Chapitre 21 - Harry


Je termine de mettre de l'ordre dans la maison pendant que Louis est sous la douche. Nous avons profité de ce dernier matin juste tous les deux. Il y en aura bientôt beaucoup d'autres, du moins je l'espère, mais ce matin marquait le dernier, ici, en Normandie.


Bien que ni Louis ni moi n'avons pris avec nous beaucoup d'affaires, nous nous sommes appropriés les lieux déplaçant un meuble ou deux, semant de-ci de-là nos effets personnels, livres, ordinateurs, pulls ou t-shirts. Je ramasse d'ailleurs l'un de mes sweats qui restait sur le canapé. Je le porte à mon visage, respirant l'odeur que Louis y a laissé après l'avoir porté chaque soir de cette semaine.

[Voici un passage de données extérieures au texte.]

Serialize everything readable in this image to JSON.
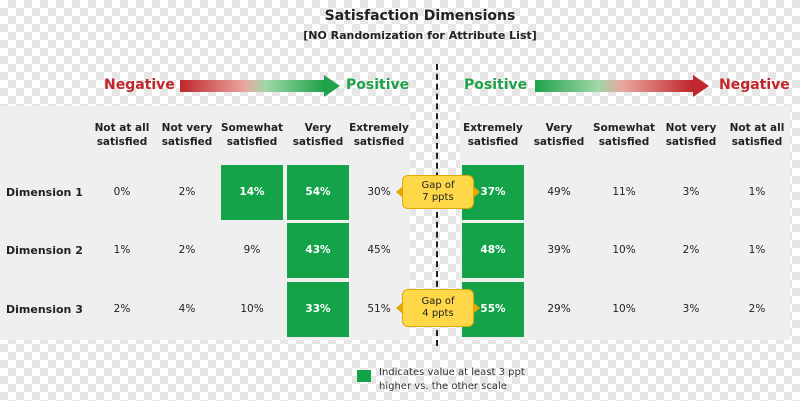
{
  "chart_data": {
    "type": "table",
    "title": "Satisfaction Dimensions",
    "subtitle": "[NO Randomization  for Attribute List]",
    "left_scale": {
      "arrow_start": "Negative",
      "arrow_end": "Positive",
      "columns": [
        "Not at all satisfied",
        "Not very satisfied",
        "Somewhat satisfied",
        "Very satisfied",
        "Extremely satisfied"
      ],
      "rows": [
        {
          "label": "Dimension 1",
          "values": [
            "0%",
            "2%",
            "14%",
            "54%",
            "30%"
          ],
          "highlight": [
            false,
            false,
            true,
            true,
            false
          ]
        },
        {
          "label": "Dimension 2",
          "values": [
            "1%",
            "2%",
            "9%",
            "43%",
            "45%"
          ],
          "highlight": [
            false,
            false,
            false,
            true,
            false
          ]
        },
        {
          "label": "Dimension 3",
          "values": [
            "2%",
            "4%",
            "10%",
            "33%",
            "51%"
          ],
          "highlight": [
            false,
            false,
            false,
            true,
            false
          ]
        }
      ]
    },
    "right_scale": {
      "arrow_start": "Positive",
      "arrow_end": "Negative",
      "columns": [
        "Extremely satisfied",
        "Very satisfied",
        "Somewhat satisfied",
        "Not very satisfied",
        "Not at all satisfied"
      ],
      "rows": [
        {
          "label": "Dimension 1",
          "values": [
            "37%",
            "49%",
            "11%",
            "3%",
            "1%"
          ],
          "highlight": [
            true,
            false,
            false,
            false,
            false
          ]
        },
        {
          "label": "Dimension 2",
          "values": [
            "48%",
            "39%",
            "10%",
            "2%",
            "1%"
          ],
          "highlight": [
            true,
            false,
            false,
            false,
            false
          ]
        },
        {
          "label": "Dimension 3",
          "values": [
            "55%",
            "29%",
            "10%",
            "3%",
            "2%"
          ],
          "highlight": [
            true,
            false,
            false,
            false,
            false
          ]
        }
      ]
    },
    "callouts": [
      {
        "row": "Dimension 1",
        "text": "Gap of\n7 ppts"
      },
      {
        "row": "Dimension 3",
        "text": "Gap of\n4 ppts"
      }
    ],
    "legend": {
      "text": "Indicates value at least 3 ppt\nhigher  vs. the other scale",
      "color": "#15a34a"
    },
    "colors": {
      "green": "#15a34a",
      "negative": "#c0262b",
      "positive": "#20a24a",
      "callout": "#ffd84a",
      "panel": "#efefef"
    }
  }
}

J'inspire fortement. Je n'ai pas envie de quitter cet endroit. Je n'ai pas envie de rentrer sur Paris. Je dois envoyer un message à Gemma depuis deux jours déjà et je ne parviens par à m'y résoudre. Je ne suis pas prêt à l'affronter, je ne suis pas armé à entendre les reproches qu'elle serait capable de me faire alors que c'est moi qui suis blessé par ses mots, son comportement.


Je souffle et me laisse surprendre par les bras de Louis autour de ma taille, son corps contre mon dos, ses lèvres entre mes omoplates à travers mon t-shirt.


"Tout va bien ? s'inquiète-t-il.

- Oui, ça va.

- Tu es bien songeur...

- Ouais, je réponds en me tournant entre ses bras, mes lèvres trouvant immédiatement les siennes. Je pensais à ma sœur. A la conversation que je vais provoquer.

- C'est pour le mieux, Harry.

- Je sais...

- Tu as besoin de cette conversation, peut-être qu'elle aussi. Peut-être que la relation restera comme elle est, mais tu seras libéré d'un poids. Tu pourras passer à autre chose, quoiqu'il en soit.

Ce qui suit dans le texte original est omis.